Patrick West
It’s been an unrelenting dynamic of hyperliberalism that when it comes to the teaching of history and literature, it’s imperative that the works of dead white males must be sidelined or erased. In their place must be inserted women and ethnic minorities, whose significance has been hitherto ‘overlooked’ or ‘hidden’.
Thus it’s no surprise to read in the Telegraph today that one of the UK’s most popular English A-level courses will from this September be removing George Orwell’s Down and Out in Paris and London from its set text.

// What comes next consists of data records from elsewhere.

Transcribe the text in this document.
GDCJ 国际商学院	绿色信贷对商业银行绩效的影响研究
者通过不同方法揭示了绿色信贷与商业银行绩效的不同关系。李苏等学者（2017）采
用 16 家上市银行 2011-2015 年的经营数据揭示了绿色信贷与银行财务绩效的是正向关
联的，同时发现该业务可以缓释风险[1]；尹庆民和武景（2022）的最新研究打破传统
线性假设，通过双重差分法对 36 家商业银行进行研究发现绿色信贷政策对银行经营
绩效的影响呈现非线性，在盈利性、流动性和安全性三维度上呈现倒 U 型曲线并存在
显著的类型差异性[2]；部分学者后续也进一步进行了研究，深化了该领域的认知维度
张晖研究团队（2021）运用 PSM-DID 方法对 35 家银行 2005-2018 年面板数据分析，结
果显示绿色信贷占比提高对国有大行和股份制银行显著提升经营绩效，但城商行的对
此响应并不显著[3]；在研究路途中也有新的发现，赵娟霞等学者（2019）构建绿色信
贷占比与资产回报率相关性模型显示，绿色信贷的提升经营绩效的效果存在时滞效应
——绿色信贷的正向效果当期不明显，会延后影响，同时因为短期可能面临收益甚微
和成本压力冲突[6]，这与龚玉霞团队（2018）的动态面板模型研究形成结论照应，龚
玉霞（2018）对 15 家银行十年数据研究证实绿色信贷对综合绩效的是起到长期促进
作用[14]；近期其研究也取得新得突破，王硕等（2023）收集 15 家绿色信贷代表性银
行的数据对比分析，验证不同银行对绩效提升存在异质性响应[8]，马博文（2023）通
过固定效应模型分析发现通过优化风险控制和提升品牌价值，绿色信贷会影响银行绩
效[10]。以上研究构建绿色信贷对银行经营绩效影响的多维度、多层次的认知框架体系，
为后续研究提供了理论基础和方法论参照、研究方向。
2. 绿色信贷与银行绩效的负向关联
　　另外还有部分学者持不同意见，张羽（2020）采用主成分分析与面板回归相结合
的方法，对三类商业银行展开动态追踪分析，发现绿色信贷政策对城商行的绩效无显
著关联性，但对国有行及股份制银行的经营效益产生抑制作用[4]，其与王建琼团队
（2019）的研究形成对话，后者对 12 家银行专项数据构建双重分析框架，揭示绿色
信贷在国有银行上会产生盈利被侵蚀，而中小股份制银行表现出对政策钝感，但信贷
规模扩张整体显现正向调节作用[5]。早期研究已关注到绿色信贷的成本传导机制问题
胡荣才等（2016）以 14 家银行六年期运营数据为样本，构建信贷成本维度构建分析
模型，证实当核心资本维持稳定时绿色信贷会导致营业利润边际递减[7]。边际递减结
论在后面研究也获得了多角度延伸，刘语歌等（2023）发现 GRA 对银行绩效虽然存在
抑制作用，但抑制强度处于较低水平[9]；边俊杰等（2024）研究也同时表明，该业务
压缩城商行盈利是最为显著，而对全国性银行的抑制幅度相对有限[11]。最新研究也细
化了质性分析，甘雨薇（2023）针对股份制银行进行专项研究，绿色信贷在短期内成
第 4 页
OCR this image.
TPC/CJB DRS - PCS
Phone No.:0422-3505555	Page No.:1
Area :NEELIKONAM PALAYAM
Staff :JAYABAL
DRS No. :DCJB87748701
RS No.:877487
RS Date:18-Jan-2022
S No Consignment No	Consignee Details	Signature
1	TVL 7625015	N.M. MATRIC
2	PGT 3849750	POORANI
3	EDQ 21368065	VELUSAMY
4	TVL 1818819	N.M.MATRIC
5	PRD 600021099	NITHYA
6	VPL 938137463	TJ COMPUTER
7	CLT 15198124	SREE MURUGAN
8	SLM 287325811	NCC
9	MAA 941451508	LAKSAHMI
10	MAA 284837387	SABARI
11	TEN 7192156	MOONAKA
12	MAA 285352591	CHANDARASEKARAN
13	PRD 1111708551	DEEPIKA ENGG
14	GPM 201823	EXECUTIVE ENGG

In its stead will be taught Wifedom: Mrs Orwell’s Invisible Life,by Anna Funder, a controversial 2023 biography which claims that his first wife, Eileen O’Shaughnessy, was mistreated by her cheating husband and was a victim ‘cancelled by the patriarchy’.
While Orwell was indeed a womaniser and at times a selfish and neglectful spouse, this combined development is both horribly predictable and likely to mislead and misinform students approaching the man’s work for the first time.
Even if the examination board responsible for this development, OCR, insists that Wifedom ‘is not replacing’ Orwell’s experiences of the Great Depression, it certainly accords with its broad agenda, as made clear by other works on its list. These include books by deaf, autistic and anxiety-plagued authors and a British writer of Kashmiri heritage.